Positive, negative reactions to new order
While the emergency order will only last 90 days, the majority of district residents reacted positively to the news.
“A lot of us are still a little concerned about more police being out here, but if that means crime goes down and we don’t have to walk over [drug paraphernalia] on the streets anymore, we’re all for it,” said Tenderloin community activist Shawn Harris to the Globe on Monday. “The Tenderloin has always seemed to be the center of crime and drug use in San Francisco and we don’t want that. A lot of people around here have actually not wanted more help out of fear that a cleaned up Tenderloin would jack up prices and gentrify us and kick out all the lower income residents. We saw it happen in Haight-Ashbury, the Mission District and even Chinatown and, although it was never said out loud, it was generally avoided to keep things cheap here
“It’s just gotten so bad now that we really need this. We need a lot more people coming in to help with the drug and homeless problem, and yes, even more police here, which even a year ago would been unusual to hear. But that’s how quickly things have fallen apart.”

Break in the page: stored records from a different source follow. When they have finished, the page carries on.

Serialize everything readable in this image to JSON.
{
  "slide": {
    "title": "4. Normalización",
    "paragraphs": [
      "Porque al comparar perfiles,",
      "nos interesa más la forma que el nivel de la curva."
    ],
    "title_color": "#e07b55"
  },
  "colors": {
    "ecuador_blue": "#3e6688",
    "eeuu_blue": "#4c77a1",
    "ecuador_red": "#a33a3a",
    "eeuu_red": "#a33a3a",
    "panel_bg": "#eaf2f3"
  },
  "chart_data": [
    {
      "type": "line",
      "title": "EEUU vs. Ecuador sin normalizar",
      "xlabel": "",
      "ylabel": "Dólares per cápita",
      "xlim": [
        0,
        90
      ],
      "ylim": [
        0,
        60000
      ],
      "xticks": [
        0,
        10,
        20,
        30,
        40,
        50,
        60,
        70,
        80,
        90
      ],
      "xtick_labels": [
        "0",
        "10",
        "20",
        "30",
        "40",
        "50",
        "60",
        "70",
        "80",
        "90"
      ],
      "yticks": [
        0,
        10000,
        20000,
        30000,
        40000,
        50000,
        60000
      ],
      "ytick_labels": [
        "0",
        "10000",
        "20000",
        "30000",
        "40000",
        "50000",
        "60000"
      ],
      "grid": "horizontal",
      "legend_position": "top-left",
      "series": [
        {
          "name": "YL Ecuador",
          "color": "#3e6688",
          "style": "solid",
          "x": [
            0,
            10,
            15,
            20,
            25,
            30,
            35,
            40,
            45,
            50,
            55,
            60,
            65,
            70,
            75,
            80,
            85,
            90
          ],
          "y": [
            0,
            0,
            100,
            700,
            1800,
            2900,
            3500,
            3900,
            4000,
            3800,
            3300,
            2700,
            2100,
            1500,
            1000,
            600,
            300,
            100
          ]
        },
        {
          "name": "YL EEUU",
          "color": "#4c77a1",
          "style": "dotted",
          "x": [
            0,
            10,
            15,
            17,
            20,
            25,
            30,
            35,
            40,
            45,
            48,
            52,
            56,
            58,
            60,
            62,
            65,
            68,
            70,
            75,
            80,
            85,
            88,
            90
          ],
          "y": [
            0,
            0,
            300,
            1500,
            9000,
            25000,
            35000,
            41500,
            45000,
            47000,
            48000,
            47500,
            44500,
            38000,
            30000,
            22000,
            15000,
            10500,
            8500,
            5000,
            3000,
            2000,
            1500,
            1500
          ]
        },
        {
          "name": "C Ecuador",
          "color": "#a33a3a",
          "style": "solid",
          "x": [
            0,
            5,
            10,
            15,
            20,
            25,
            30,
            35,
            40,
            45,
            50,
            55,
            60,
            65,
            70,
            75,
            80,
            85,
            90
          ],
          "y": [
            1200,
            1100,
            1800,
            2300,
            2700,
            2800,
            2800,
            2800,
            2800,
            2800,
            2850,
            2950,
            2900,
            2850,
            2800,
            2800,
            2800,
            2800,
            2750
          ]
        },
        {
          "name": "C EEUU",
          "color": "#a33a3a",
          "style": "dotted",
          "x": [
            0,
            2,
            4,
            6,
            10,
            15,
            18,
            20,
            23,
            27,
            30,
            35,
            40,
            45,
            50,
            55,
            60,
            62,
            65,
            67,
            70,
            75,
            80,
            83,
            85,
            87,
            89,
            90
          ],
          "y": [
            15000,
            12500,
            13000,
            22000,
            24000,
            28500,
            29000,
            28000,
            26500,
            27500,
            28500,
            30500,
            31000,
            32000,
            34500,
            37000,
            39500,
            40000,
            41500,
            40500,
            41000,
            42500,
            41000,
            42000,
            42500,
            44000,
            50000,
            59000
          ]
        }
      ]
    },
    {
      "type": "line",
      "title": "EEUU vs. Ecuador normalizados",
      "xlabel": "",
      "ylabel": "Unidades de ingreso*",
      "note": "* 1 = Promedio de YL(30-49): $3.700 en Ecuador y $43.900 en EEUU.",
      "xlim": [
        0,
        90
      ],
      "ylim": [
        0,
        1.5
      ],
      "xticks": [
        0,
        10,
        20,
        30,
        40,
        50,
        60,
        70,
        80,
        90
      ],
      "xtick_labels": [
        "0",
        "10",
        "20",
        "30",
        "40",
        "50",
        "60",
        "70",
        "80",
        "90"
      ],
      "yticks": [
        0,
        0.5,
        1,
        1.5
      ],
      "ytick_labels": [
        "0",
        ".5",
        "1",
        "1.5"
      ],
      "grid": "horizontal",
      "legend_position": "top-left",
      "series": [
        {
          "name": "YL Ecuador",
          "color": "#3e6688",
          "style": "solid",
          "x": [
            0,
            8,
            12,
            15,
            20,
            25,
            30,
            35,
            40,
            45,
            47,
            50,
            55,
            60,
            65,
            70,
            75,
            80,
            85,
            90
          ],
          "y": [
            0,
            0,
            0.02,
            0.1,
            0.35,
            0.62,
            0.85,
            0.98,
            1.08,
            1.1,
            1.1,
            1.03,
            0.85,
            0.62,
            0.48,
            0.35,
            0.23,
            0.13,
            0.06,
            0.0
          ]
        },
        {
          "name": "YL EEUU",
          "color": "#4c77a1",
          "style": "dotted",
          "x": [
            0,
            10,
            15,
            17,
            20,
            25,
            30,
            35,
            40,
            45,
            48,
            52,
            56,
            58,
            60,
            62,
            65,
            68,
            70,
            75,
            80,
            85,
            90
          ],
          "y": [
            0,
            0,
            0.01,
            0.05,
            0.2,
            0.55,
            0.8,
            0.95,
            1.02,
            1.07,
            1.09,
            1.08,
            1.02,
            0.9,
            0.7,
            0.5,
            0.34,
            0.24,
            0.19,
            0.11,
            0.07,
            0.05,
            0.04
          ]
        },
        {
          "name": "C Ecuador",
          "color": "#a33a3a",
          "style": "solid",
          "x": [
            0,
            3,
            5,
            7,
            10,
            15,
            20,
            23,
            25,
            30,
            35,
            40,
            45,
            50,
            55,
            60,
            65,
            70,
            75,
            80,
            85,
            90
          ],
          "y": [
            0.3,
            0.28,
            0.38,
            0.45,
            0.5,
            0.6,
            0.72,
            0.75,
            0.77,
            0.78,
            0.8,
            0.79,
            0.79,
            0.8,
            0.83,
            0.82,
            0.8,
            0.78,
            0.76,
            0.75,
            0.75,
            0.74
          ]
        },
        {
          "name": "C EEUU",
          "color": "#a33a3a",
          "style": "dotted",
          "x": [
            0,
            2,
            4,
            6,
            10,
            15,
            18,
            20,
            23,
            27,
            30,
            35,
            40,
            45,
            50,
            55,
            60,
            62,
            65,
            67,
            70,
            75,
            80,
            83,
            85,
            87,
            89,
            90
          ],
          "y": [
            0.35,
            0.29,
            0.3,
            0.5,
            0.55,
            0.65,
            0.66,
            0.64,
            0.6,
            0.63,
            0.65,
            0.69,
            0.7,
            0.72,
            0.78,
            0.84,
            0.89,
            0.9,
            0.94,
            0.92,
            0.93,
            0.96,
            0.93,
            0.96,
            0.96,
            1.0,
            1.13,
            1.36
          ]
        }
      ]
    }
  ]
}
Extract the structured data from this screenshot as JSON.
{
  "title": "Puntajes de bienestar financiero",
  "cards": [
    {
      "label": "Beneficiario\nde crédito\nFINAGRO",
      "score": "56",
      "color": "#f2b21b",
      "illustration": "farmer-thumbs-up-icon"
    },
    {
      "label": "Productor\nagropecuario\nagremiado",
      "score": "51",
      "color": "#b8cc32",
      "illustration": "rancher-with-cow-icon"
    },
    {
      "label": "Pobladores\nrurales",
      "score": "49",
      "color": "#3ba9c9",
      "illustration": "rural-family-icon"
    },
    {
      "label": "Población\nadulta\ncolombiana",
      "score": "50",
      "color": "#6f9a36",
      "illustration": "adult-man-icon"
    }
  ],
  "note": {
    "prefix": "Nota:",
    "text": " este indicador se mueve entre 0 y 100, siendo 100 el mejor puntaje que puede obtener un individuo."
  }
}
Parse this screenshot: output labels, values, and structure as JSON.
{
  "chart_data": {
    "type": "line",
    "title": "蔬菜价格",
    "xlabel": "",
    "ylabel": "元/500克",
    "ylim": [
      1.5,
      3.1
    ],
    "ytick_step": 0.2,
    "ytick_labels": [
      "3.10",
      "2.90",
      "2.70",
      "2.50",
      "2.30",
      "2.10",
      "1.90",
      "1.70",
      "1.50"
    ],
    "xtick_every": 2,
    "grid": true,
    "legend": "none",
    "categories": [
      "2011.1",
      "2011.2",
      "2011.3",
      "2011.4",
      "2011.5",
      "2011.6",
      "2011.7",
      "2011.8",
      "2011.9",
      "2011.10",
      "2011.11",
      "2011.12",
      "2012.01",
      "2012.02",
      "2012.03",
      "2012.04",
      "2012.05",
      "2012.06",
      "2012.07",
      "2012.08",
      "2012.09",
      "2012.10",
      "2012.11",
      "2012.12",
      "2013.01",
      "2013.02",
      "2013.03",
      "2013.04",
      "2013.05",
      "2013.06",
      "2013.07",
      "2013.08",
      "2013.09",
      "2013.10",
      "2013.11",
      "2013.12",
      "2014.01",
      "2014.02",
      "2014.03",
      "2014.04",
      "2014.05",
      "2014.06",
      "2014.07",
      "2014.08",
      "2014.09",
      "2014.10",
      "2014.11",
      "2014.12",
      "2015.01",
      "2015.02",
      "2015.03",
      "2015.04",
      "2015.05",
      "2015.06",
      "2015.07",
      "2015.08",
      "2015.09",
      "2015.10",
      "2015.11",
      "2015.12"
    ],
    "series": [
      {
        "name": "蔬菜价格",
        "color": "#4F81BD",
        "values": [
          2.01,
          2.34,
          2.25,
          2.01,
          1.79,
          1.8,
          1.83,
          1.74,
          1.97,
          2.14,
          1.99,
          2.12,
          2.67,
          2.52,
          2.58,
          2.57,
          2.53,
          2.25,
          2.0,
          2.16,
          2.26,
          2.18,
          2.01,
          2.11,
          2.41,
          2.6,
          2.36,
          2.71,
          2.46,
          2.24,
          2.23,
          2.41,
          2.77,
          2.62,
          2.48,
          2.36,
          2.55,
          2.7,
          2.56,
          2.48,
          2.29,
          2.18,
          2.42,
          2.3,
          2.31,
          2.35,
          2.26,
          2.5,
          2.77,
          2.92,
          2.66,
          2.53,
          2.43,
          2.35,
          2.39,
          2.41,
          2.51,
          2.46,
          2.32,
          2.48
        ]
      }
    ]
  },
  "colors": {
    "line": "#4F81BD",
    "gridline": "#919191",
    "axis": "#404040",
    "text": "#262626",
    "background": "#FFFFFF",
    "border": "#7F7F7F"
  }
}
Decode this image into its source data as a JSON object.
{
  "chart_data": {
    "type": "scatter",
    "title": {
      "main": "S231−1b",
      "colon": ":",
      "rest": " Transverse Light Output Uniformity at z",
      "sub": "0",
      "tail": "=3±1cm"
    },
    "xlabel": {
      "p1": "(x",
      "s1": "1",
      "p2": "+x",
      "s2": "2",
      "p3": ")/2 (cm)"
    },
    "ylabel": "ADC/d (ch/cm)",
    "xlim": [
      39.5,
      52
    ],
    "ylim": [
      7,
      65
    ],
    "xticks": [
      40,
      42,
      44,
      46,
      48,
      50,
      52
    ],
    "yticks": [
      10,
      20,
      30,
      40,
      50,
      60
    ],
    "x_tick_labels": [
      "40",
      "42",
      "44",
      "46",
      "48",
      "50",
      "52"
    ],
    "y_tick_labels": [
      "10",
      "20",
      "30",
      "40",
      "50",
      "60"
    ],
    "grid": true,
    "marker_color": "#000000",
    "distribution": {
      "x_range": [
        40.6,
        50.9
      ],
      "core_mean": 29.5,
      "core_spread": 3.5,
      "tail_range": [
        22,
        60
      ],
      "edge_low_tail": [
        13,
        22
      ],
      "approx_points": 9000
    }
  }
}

Business owners have also expressed support for the measure.
“Go on Yelp right now for businesses in the Tenderloin,” expressed Anna, a restaurant owner in the Tenderloin. “Look at the reviews. Drug addicts on the street and crime will always be there. My restaurant had some fun ones, including one where we got one star for having someone passed out on the street nearby them
“Get them help, get the area cleaned, and have the SFPD drive around a few more times to keep it that way. That’s all we’re asking. The order is supposed to go until around April, so that means tourists will start coming, so we might be back online for it with some fresh reviews. The city should really look into doing a before and after sort of thing to show what they are going to do here.
“The city has promised to help before, and you can see just how well that turned out here, but this time feels different. I hope this turns things around. There’s a lot of jaded and cynical people here, but I have some hope here still.”
Others, though, continued to express disappointment at an increased police presence.
“We need help with the addicts not more police,” added an area activist who declined to be named on Monday. “We fought so hard for those police improvements last year, for all that change, to shift community help from the police to counselors and people like that. And while members of the community are for more beds and addict help, especially with the winter months now here, we can’t backtrack so easily on the police. But here it is happening now. A lot of us can’t believe how quick they decided to walk back on the police and reforms.”
The social and police measures in the order passed on Friday are expected to be implemented in the area soon.